A reação dos mercados ontem foi imediata. Houve uma corrida em direção a ativos mais seguros, sob o temor de que a economia mundial esteja à beira de uma recessão. O rendimento dos Treasuries caiu de forma significativa e o ouro subiu 1,73 por cento, para 1.556 dólares por onça.
Eu ainda não tenho a recessão norte-americana como cenário mais provável. Minha expectativa central aponta mais para um mundo anêmico de crescimento muito baixo, inflação baixa e juros cada vez mais baixos.
Vai ganhando força na minha cabeça a ideia de que os fatores para os juros zerados ou até mesmo negativos são mais estruturais do que conjunturais. Forças demográficas vão empurrando as taxas de poupança para cima — se você já tem atendidas suas necessidades mais elementares, como é para a maior parte nos países desenvolvidos, e sabe que vai viver por décadas na aposentadoria, vai precisar poupar mais, sem exigir muita recompensa financeira (juro) pela postergação de consumo. Ao mesmo tempo, a tecnologia atua como importante força deflacionária e diminui a necessidade de capex — fica mais barato aumentar a eficiência da produção.

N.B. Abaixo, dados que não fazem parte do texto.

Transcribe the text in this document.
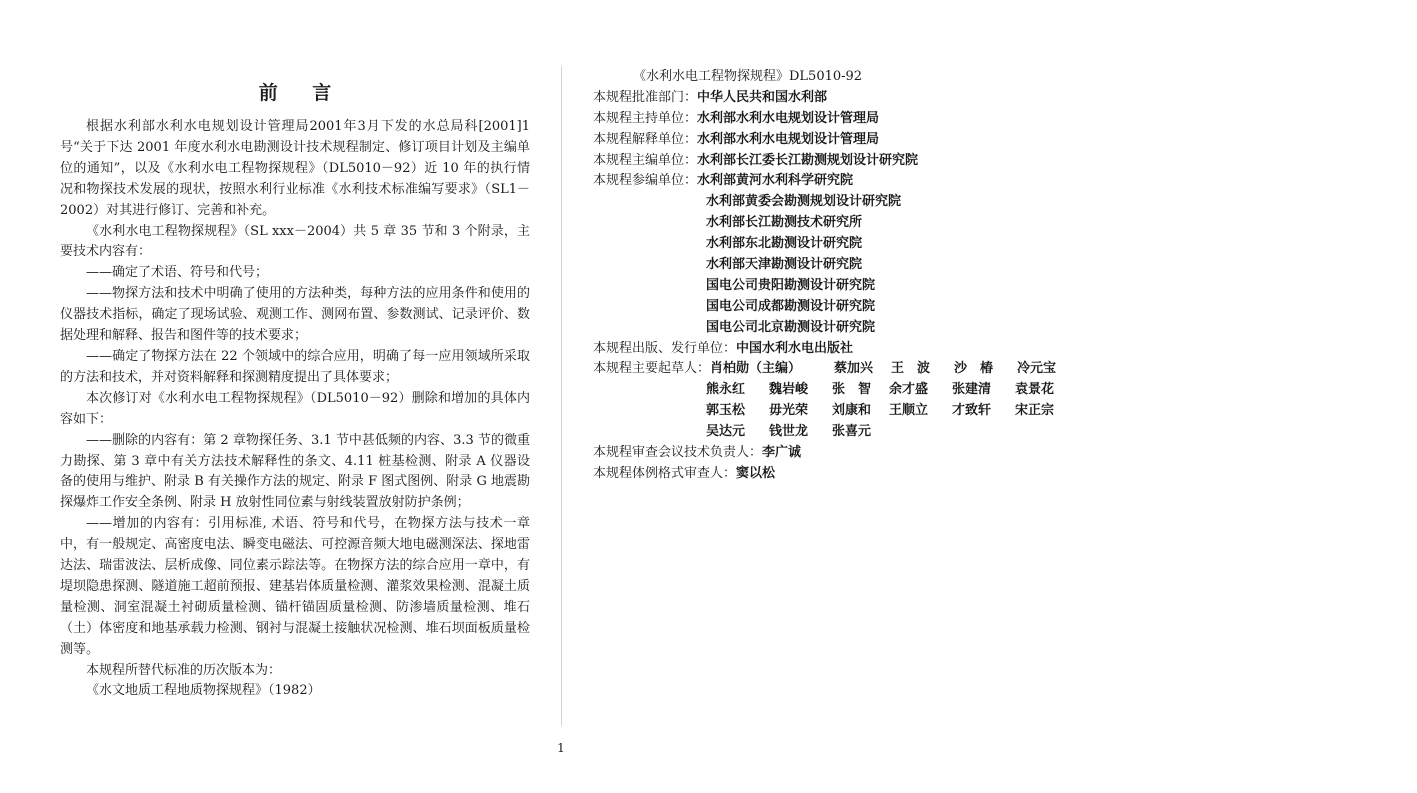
前 言

根据水利部水利水电规划设计管理局2001年3月下发的水总局科[2001]1号“关于下达 2001 年度水利水电勘测设计技术规程制定、修订项目计划及主编单位的通知”，以及《水利水电工程物探规程》（DL5010－92）近 10 年的执行情况和物探技术发展的现状，按照水利行业标准《水利技术标准编写要求》（SL1－2002）对其进行修订、完善和补充。

《水利水电工程物探规程》（SL xxx－2004）共 5 章 35 节和 3 个附录，主要技术内容有：

——确定了术语、符号和代号；

——物探方法和技术中明确了使用的方法种类，每种方法的应用条件和使用的仪器技术指标，确定了现场试验、观测工作、测网布置、参数测试、记录评价、数据处理和解释、报告和图件等的技术要求；

——确定了物探方法在 22 个领域中的综合应用，明确了每一应用领域所采取的方法和技术，并对资料解释和探测精度提出了具体要求；

本次修订对《水利水电工程物探规程》（DL5010－92）删除和增加的具体内容如下：

——删除的内容有：第 2 章物探任务、3.1 节中甚低频的内容、3.3 节的微重力勘探、第 3 章中有关方法技术解释性的条文、4.11 桩基检测、附录 A 仪器设备的使用与维护、附录 B 有关操作方法的规定、附录 F 图式图例、附录 G 地震勘探爆炸工作安全条例、附录 H 放射性同位素与射线装置放射防护条例；

——增加的内容有：引用标准, 术语、符号和代号，在物探方法与技术一章中，有一般规定、高密度电法、瞬变电磁法、可控源音频大地电磁测深法、探地雷达法、瑞雷波法、层析成像、同位素示踪法等。在物探方法的综合应用一章中，有堤坝隐患探测、隧道施工超前预报、建基岩体质量检测、灌浆效果检测、混凝土质量检测、洞室混凝土衬砌质量检测、锚杆锚固质量检测、防渗墙质量检测、堆石（土）体密度和地基承载力检测、钢衬与混凝土接触状况检测、堆石坝面板质量检测等。

本规程所替代标准的历次版本为：

《水文地质工程地质物探规程》（1982）

《水利水电工程物探规程》DL5010-92
本规程批准部门： 中华人民共和国水利部
本规程主持单位： 水利部水利水电规划设计管理局
本规程解释单位： 水利部水利水电规划设计管理局
本规程主编单位： 水利部长江委长江勘测规划设计研究院
本规程参编单位： 水利部黄河水利科学研究院
水利部黄委会勘测规划设计研究院
水利部长江勘测技术研究所
水利部东北勘测设计研究院
水利部天津勘测设计研究院
国电公司贵阳勘测设计研究院
国电公司成都勘测设计研究院
国电公司北京勘测设计研究院
本规程出版、发行单位： 中国水利水电出版社
本规程主要起草人： 肖柏勋（主编）	蔡加兴	王　波	沙　椿	冷元宝
熊永红	魏岩峻	张　智	余才盛	张建清	袁景花
郭玉松	毋光荣	刘康和	王顺立	才致轩	宋正宗
吴达元	钱世龙	张喜元
本规程审查会议技术负责人： 李广诚
本规程体例格式审查人： 窦以松
1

Note que tanto a demografia quanto a tecnologia são forças estruturais, não passageiras ou momentâneas. A não ser que haja uma revoada de cisnes negros, o mundo vai ficar cada vez mais velho e cada vez mais tecnológico, numa caminhada sem volta e numa única direção. Ou seja, as taxas de poupança vão aumentando e as de investimento caindo indefinidamente.

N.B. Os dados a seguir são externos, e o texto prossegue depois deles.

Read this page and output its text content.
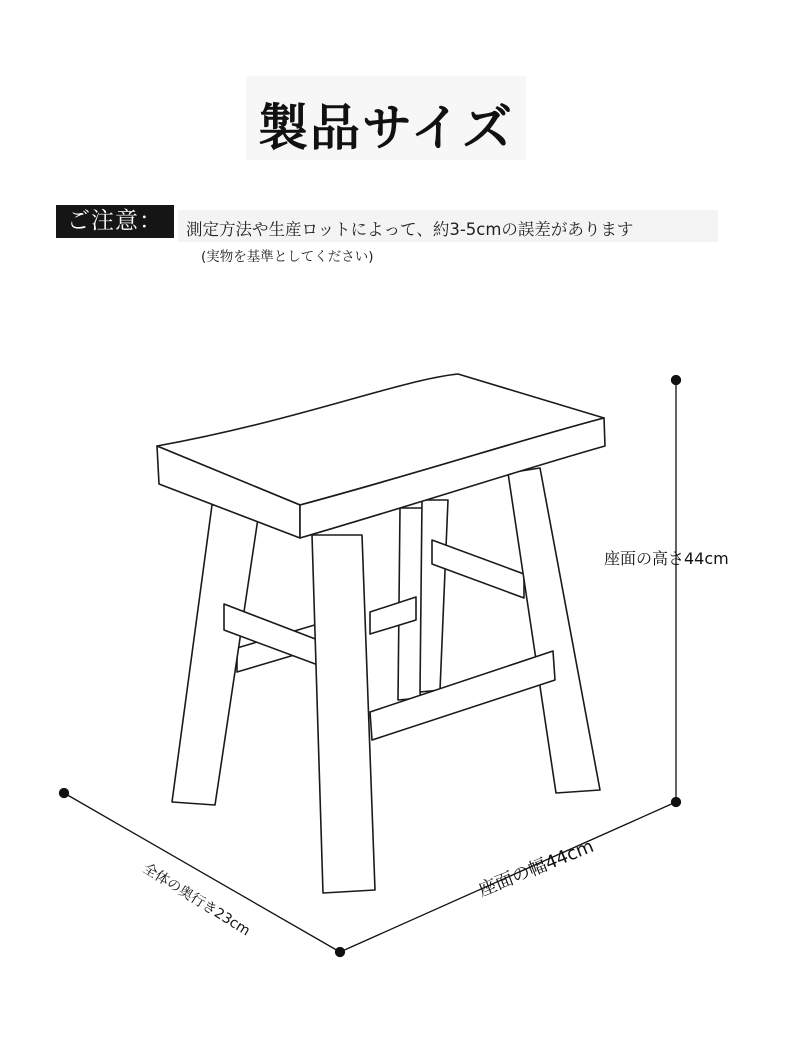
製品サイズ
ご注意：	測定方法や生産ロットによって、約3-5cmの誤差があります
(実物を基準としてください)
座面の高さ44cm
座面の幅44cm
全体の奥行き23cm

Então, se você aplicar essa dinâmica ao gráfico dos processos cumulativos de Wicksell, que relaciona oferta e demanda por fundos emprestáveis (não confundir com fundos imprestáveis, tão populares no mercado brasileiro), cuja interação forma a taxa de juro de equilíbrio, vai perceber que, conforme defendeu Alan Greenspan, o zero é só um número como outro qualquer. A oferta de poupança, expandindo-se com a passagem do tempo, pode cruzar com a demanda por investimento, reduzindo-se no percurso histórico, em qualquer nível inferior a zero, por que não?
Nesse caso, as taxas de juro negativa não seriam causadas por distorções implementadas pelos bancos centrais, que jogaram zibilhão de dólares na economia para salvar o sistema capitalista da crise de 2008. Ao contrário, os BCs seriam vítimas de um inexorável processo histórico, atuando atrás da curva, e não à frente. Eles apenas responderiam a condições naturais do sistema econômico.

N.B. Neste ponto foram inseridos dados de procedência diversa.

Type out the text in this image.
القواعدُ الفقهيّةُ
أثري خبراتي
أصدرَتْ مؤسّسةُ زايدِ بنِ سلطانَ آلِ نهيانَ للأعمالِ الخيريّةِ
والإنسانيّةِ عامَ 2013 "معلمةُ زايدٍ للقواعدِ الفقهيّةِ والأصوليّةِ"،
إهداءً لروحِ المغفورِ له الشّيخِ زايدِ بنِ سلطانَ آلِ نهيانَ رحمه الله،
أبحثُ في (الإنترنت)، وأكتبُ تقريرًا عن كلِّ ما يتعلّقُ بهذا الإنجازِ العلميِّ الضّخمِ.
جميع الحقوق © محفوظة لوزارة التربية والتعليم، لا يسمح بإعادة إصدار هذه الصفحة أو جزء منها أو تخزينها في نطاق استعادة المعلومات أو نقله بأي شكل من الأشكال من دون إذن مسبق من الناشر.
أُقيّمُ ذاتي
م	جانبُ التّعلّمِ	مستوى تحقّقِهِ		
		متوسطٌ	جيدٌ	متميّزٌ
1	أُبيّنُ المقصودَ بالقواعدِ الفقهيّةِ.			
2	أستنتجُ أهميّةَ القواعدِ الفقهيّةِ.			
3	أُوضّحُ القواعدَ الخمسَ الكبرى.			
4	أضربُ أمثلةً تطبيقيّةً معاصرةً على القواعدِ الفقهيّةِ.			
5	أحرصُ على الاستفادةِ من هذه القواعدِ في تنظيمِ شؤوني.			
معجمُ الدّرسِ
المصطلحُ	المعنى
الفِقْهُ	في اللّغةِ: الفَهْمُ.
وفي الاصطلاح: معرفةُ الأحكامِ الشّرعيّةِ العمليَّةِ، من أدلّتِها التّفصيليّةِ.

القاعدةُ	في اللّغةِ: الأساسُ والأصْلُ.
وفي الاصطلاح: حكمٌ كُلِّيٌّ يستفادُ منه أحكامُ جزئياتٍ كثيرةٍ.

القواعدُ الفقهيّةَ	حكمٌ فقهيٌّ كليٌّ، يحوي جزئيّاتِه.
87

Ontem mesmo, enquanto o mercado clamava por novos cortes de juro nos EUA, Eric Rosengren, do Fed, descartou necessidade de ação imediata. Os investidores já davam como certas novas ações do banco central americano, que, por sua vez, resiste a uma atitude mais contundente. O Fed, portanto, não está numa posição de se antecipar aos movimentos, mas de reagir, talvez até tardiamente, à desaceleração da economia.
Vale dizer que a produção industrial brasileira também decepcionou fortemente ontem, afastando a hipótese de interrupção ou antecipação do fim do ciclo de corte da Selic — encerraremos 2023 com juro básico de 5 por cento, talvez menos. E não será surpresa se viermos a discutir a hipótese de juros reais de curto prazo zerados; aliás, como é no mundo inteiro.
Resumo da história: a coisa está mais nebulosa e sombria na margem. A chance de recessão global entrou de vez na conversa e o crescimento econômico brasileiro insiste em não pegar no tranco. Evidentemente, sob forte desaceleração lá fora, ficaria ainda mais difícil para crescer com força aqui. Por ora, ainda é só uma perda de velocidade na margem, com o efeito sobre os preços dos ativos podendo ser amenizados por quedas adicionais nos juros.
De todo modo, o mundo vai ficando mais incerto, sem deixar muito espaço para se saber o que vai acontecer. E quando não se sabe o que fazer, só resta o caminho da diversificação. Precisaremos cada vez mais de um portfólio calibrado, balanceado, sem uma grande exposição direcional do tipo all-in. Insisto na importância do asset allocation e não da obsessão gananciosa e destruidora de uma ou outra posição individual. É assim que tocamos a Carteira Empiricus, que é sempre a minha melhor recomendação para você. Nada mais papai-e-mamãe.